Earlier it was said that the central obligation of the church is the “communication of what has been granted” it (2:31). Liturgy (worship) is uniquely “the summit toward which the activity of the church is directed and at the same time the fountain from which all her power flows”, as was stated at the Second Vatican Council (5:295).

Maximus’s reminder of the words of Scripture can be considered valid to theological words, too: “every word … is a forerunner of the more perfect word to be revealed … in an unwritten way in the Spirit” (2:31). “The heart” of all major churches, not only of the Syrian Jacobite Church to which this Hage’s expression originally refers to, “beats in its liturgy” (2:51). And Nicephorus’s formulation of the liturgical action of “their priests” can be generalized to encompass all liturgical action and participation: “they express the form of the orders of being that transcend this world” (2:134).

Worship has a special function in “theology”, for it can convey the knowledge of the unknowable (2:135). Liturgy is “participation in divine mysteries” and “completely manifest knowledge” (2:136).

Some dogmas are always “liturgical” rather than “dogmatic” in their fundamental character. Such a dogma, preeminently, has been the Atonement (2:137-138), even more so than the doctrine of the Incarnation (5:268). These belonged more appropriately to the “rule of prayer” articulated in the ritual rather than the “rule of faith” articulated in dogmatic theology (1:339).
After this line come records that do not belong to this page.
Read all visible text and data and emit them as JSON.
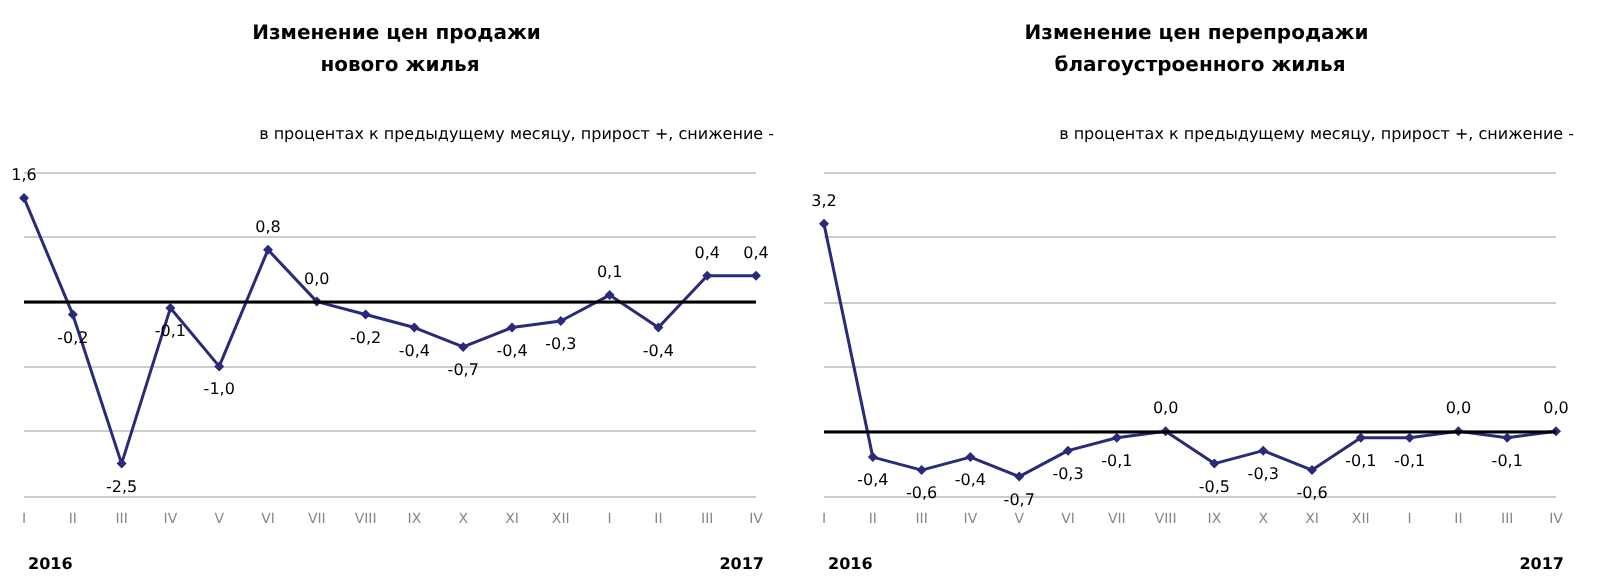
{
  "chart_data": [
    {
      "type": "line",
      "title": "Изменение цен продажи нового жилья",
      "subtitle": "в процентах к предыдущему месяцу, прирост +, снижение -",
      "categories": [
        "I",
        "II",
        "III",
        "IV",
        "V",
        "VI",
        "VII",
        "VIII",
        "IX",
        "X",
        "XI",
        "XII",
        "I",
        "II",
        "III",
        "IV"
      ],
      "series": [
        {
          "color": "#2a2a7a",
          "values": [
            1.6,
            -0.2,
            -2.5,
            -0.1,
            -1.0,
            0.8,
            0.0,
            -0.2,
            -0.4,
            -0.7,
            -0.4,
            -0.3,
            0.1,
            -0.4,
            0.4,
            0.4
          ],
          "value_labels": [
            "1,6",
            "-0,2",
            "-2,5",
            "-0,1",
            "-1,0",
            "0,8",
            "0,0",
            "-0,2",
            "-0,4",
            "-0,7",
            "-0,4",
            "-0,3",
            "0,1",
            "-0,4",
            "0,4",
            "0,4"
          ]
        }
      ],
      "annotations": [
        "2016",
        "2017"
      ],
      "ref_lines": [
        {
          "axis": "y",
          "value": 0,
          "color": "#000000"
        }
      ],
      "grid": "y",
      "tick_labels": "x",
      "marker": "diamond",
      "line_style": "solid"
    },
    {
      "type": "line",
      "title": "Изменение цен перепродажи благоустроенного жилья",
      "subtitle": "в процентах к предыдущему месяцу, прирост +, снижение -",
      "categories": [
        "I",
        "II",
        "III",
        "IV",
        "V",
        "VI",
        "VII",
        "VIII",
        "IX",
        "X",
        "XI",
        "XII",
        "I",
        "II",
        "III",
        "IV"
      ],
      "series": [
        {
          "color": "#2a2a7a",
          "values": [
            3.2,
            -0.4,
            -0.6,
            -0.4,
            -0.7,
            -0.3,
            -0.1,
            0.0,
            -0.5,
            -0.3,
            -0.6,
            -0.1,
            -0.1,
            0.0,
            -0.1,
            0.0
          ],
          "value_labels": [
            "3,2",
            "-0,4",
            "-0,6",
            "-0,4",
            "-0,7",
            "-0,3",
            "-0,1",
            "0,0",
            "-0,5",
            "-0,3",
            "-0,6",
            "-0,1",
            "-0,1",
            "0,0",
            "-0,1",
            "0,0"
          ]
        }
      ],
      "annotations": [
        "2016",
        "2017"
      ],
      "ref_lines": [
        {
          "axis": "y",
          "value": 0,
          "color": "#000000"
        }
      ],
      "grid": "y",
      "tick_labels": "x",
      "marker": "diamond",
      "line_style": "solid"
    }
  ]
}
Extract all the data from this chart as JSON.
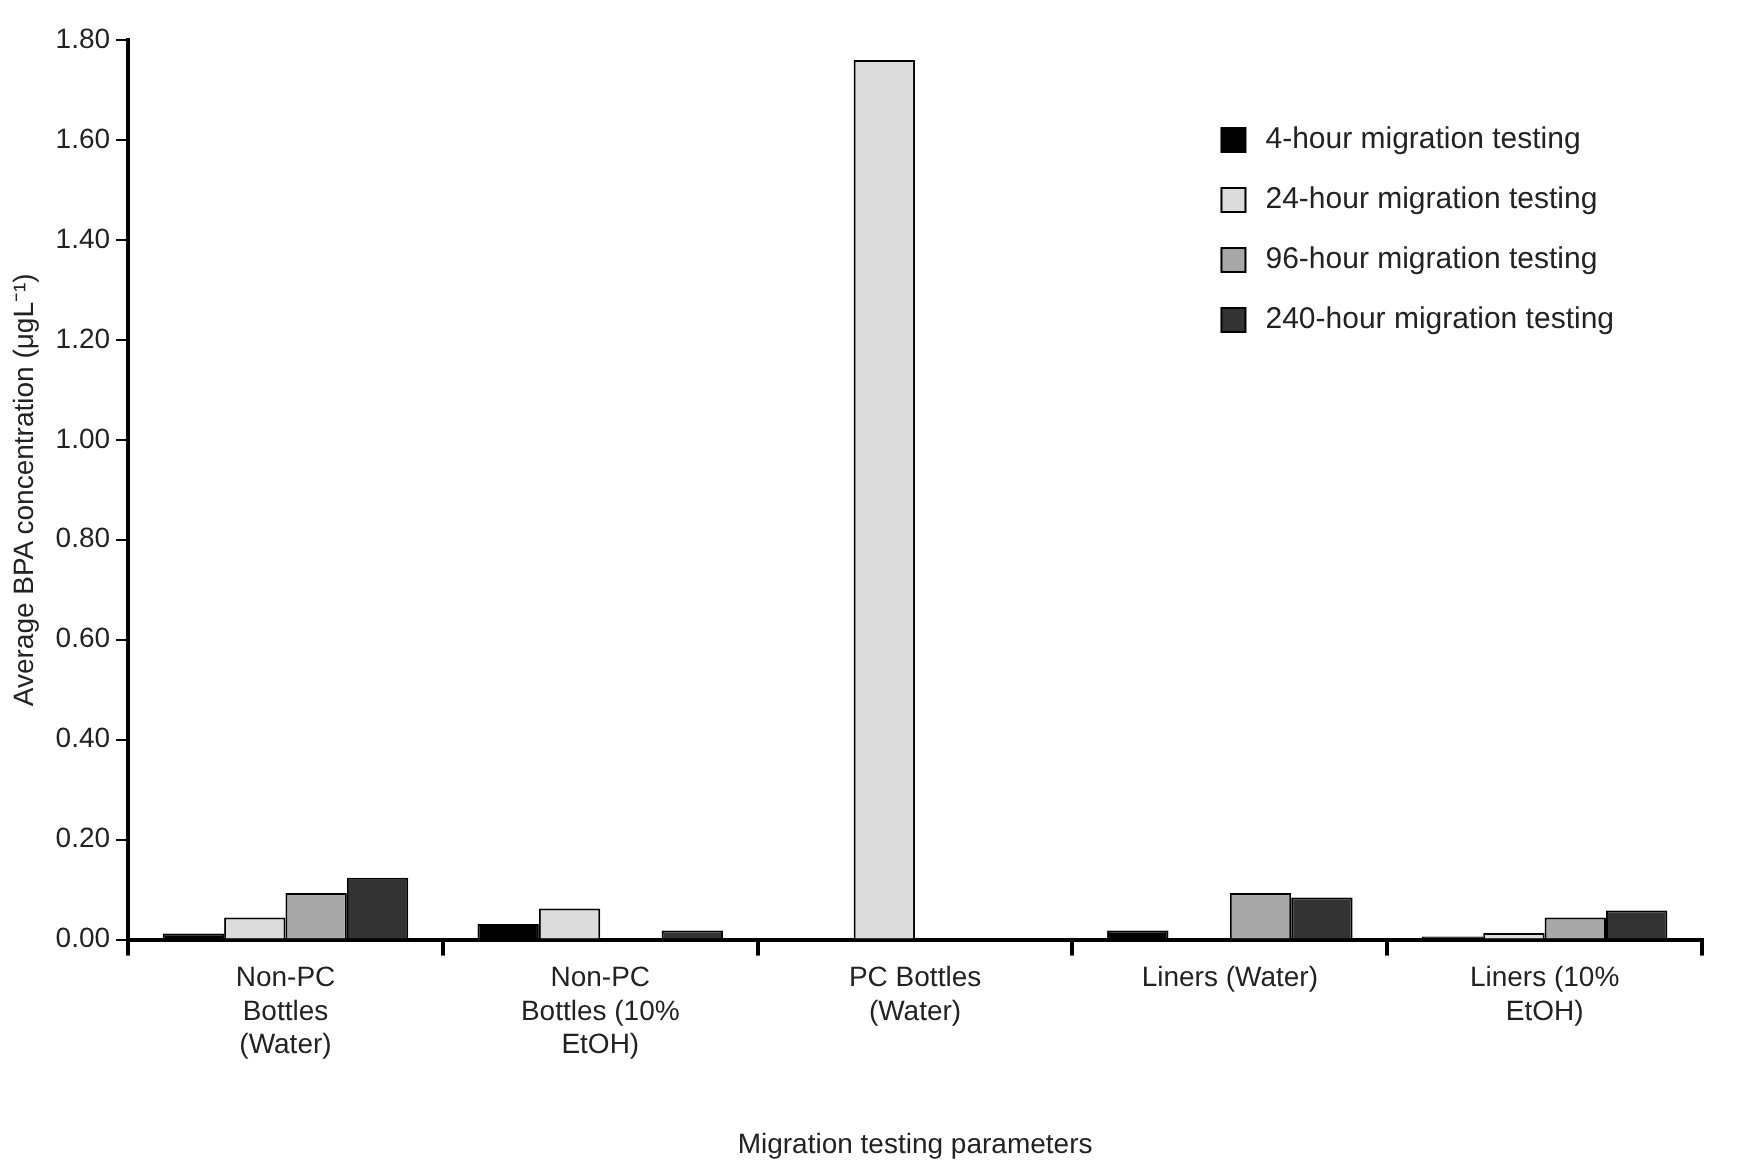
{
  "chart_data": {
    "type": "bar",
    "xlabel": "Migration testing parameters",
    "ylabel": "Average BPA concentration (μgL⁻¹)",
    "categories": [
      "Non-PC\nBottles\n(Water)",
      "Non-PC\nBottles (10%\nEtOH)",
      "PC Bottles\n(Water)",
      "Liners (Water)",
      "Liners (10%\nEtOH)"
    ],
    "series": [
      {
        "name": "4-hour migration testing",
        "color": "#000000",
        "values": [
          0.012,
          0.031,
          0,
          0.018,
          0.006
        ]
      },
      {
        "name": "24-hour migration testing",
        "color": "#dcdcdc",
        "values": [
          0.044,
          0.062,
          1.76,
          0,
          0.013
        ]
      },
      {
        "name": "96-hour migration testing",
        "color": "#a8a8a8",
        "values": [
          0.093,
          0,
          0,
          0.093,
          0.044
        ]
      },
      {
        "name": "240-hour migration testing",
        "color": "#333333",
        "values": [
          0.124,
          0.018,
          0,
          0.084,
          0.058
        ]
      }
    ],
    "ylim": [
      0,
      1.8
    ],
    "yticks": [
      {
        "value": 0,
        "label": "0.00"
      },
      {
        "value": 0.2,
        "label": "0.20"
      },
      {
        "value": 0.4,
        "label": "0.40"
      },
      {
        "value": 0.6,
        "label": "0.60"
      },
      {
        "value": 0.8,
        "label": "0.80"
      },
      {
        "value": 1,
        "label": "1.00"
      },
      {
        "value": 1.2,
        "label": "1.20"
      },
      {
        "value": 1.4,
        "label": "1.40"
      },
      {
        "value": 1.6,
        "label": "1.60"
      },
      {
        "value": 1.8,
        "label": "1.80"
      }
    ],
    "grid": false,
    "legend": "top right"
  }
}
Although it is true, as Newman said, that all dogmas and creeds “have a place in ritual, they are devotional acts, and of the nature of prayer, addressed to God,” (5:268) whatever the metaphors employed to the doctrine of atonement – satisfaction, deification, sacrifice – they all “spoke in the accents of worship” (3:129-144).

And as for the Holy Communion or Eucharist, perhaps “no theological theory … can adequately express this mystery, which is best apprehended by and through the worship of the church” (5:298).

Everything comes together in liturgy. Pelikan summarizes: “The place that brought together the scholarly exegesis of Scripture and the devotional recitation of Scripture, the technical dogmatic vocabulary of the erudite and the inarticulate affirmation of the simple, was the ‘melody of theology’ in the liturgy” (2:137).